Tonight, March 24, the Missoula City Council will vote on whether or not it should go ahead with a $7.9 million public safety financing district to help fund, in part, improvements at the Missoula Police Department. There are few voices saying the improvements aren't needed, however, there is significant controversy over how to get the money.

"I plan to vote against the new district," said Missoula City Council Member Adam Hertz. "I think the city has passed a lot of inefficiencies in the budget. There's no doubt that the police facility enhancements are necessary, but, in the past we would have gone to the public and asked them to approve a bond. Apparently democracy is just too inconvenient for the mayor and city council these days."

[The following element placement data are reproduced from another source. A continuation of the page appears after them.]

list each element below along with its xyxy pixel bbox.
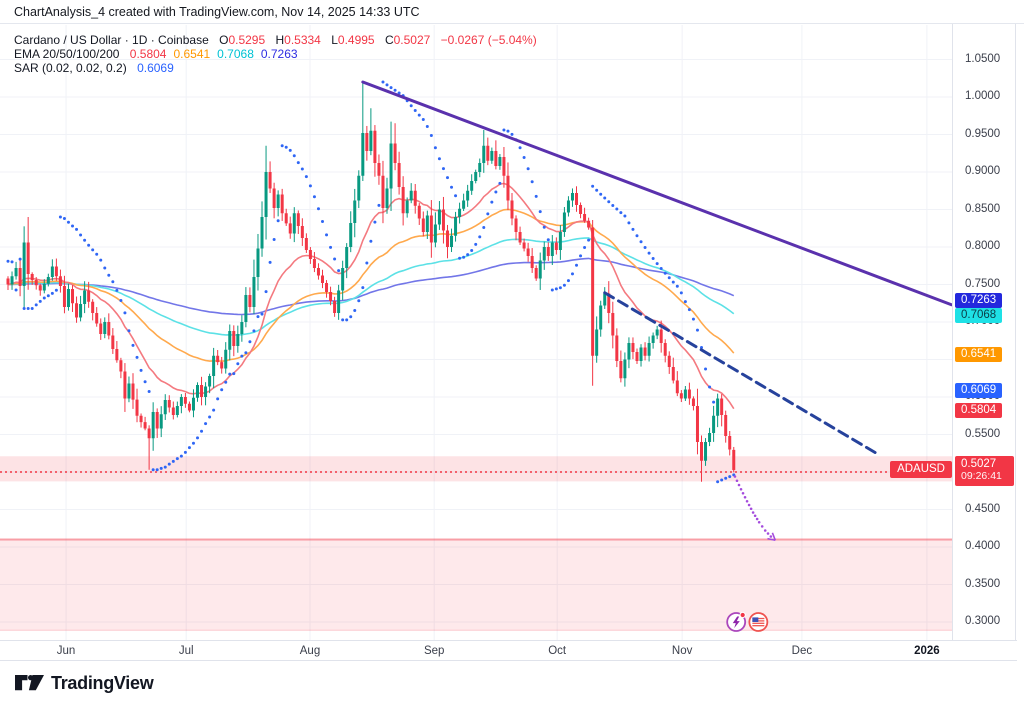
sar-dots-layer — [6, 80, 736, 484]
symbol-price-tag: ADAUSD — [890, 460, 952, 478]
export-caption: ChartAnalysis_4 created with TradingView… — [14, 5, 420, 19]
close-label: C — [384, 33, 394, 47]
sar-indicator-row: SAR (0.02, 0.02, 0.2) 0.6069 — [14, 61, 537, 75]
sar-label: SAR (0.02, 0.02, 0.2) — [14, 61, 127, 75]
ema-20-value: 0.5804 — [129, 47, 167, 61]
time-tick-label: 2026 — [914, 645, 940, 657]
time-tick-label: Jul — [178, 645, 194, 657]
high-label: H — [275, 33, 285, 47]
ema-indicator-row: EMA 20/50/100/200 0.5804 0.6541 0.7068 0.72… — [14, 47, 537, 61]
ema-200-value: 0.7263 — [260, 47, 298, 61]
time-tick-label: Aug — [299, 645, 321, 657]
ema-200-price-badge: 0.7263 — [955, 293, 1003, 309]
open-label: O — [219, 33, 229, 47]
price-tick-label: 0.8000 — [965, 240, 1001, 252]
low-value: 0.4995 — [337, 33, 375, 47]
price-tick-label: 0.7500 — [965, 277, 1001, 290]
tradingview-logo-icon — [15, 675, 44, 691]
support-band[interactable] — [0, 456, 952, 482]
candlestick-series — [6, 82, 736, 482]
ema-20-price-badge: 0.5804 — [955, 402, 1003, 418]
export-caption-bar: ChartAnalysis_4 created with TradingView… — [0, 0, 1024, 24]
time-axis[interactable]: Jun Jul Aug Sep Oct Nov Dec 2026 — [0, 640, 1017, 661]
close-value: 0.5027 — [393, 33, 431, 47]
symbol-row: Cardano / US Dollar · 1D · Coinbase O0.5… — [14, 33, 537, 47]
last-price-value: 0.5027 — [961, 457, 997, 470]
last-price-badge: 0.5027 09:26:41 — [955, 455, 1014, 486]
ema-50-price-badge: 0.6541 — [955, 347, 1003, 363]
price-axis[interactable]: 1.0500 1.0000 0.9500 0.9000 0.8500 0.8000 0.75… — [952, 24, 1016, 640]
price-tick-label: 0.9000 — [965, 165, 1001, 177]
breakdown-projection-arrow[interactable] — [733, 475, 777, 542]
ema-200-line — [7, 257, 735, 316]
price-tick-label: 0.3500 — [965, 577, 1001, 590]
us-economic-event-icon[interactable] — [748, 612, 769, 632]
bar-countdown: 09:26:41 — [961, 470, 1002, 483]
ema-100-line — [7, 237, 735, 336]
ema-label: EMA 20/50/100/200 — [14, 47, 120, 61]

Hertz argues that not only is a bond more democratic, it forces the city to be more fiscally responsible. Right now, the projected cost of the district is $11 for a $250,000 property in 2015. That price is expected to jump up to $24 in 2016. But Hertz says it won't stop there, and points to two current tax districts as evidence that Missoulians can expect to see a tax spike in the future if the district goes through.

"Districts don't have any caps set on them by the Montana legislature, so they can go up infinitely if the city council and mayor vote to raise them. Last year, the road district nearly doubled and the park district went up by 25 percent. These are significant new district fees that will be on our property tax bills moving forward."

The other option to pay for the improvements is for city to go the more traditional levy/bond route, which would have to be voted on by the general public in the November elections. Bonds and levies have certain restrictions that prevent sharp tax increases in the future.

"Currently, the general levy... the tax bill that you see on your property tax form... that's capped by the State of Montana," Hertz said. "The city can only increase taxes on the general levy by half of the rate of inflation. That's meant to make cities live with a little more financial responsibility. The city-wide special tax districts are a way to get around that levy cap."

The city council is likely to approve the district, but even if it does, there is a way that Missoulians can vote on which of the two payment routes the city should take. After approval by the mayor and city council, the city is required by law to send out letters notifying the public about the move, a process that will cost $20,000 itself.

A public protest period is also required, it will run between April 22 and June 20. During this time, if 10 percent of property owners contest the district, it will go back to the city council and require a referendum. If more than 50 percent of property owners protest, district proceedings will have to stop for a full year before they can be discussed again.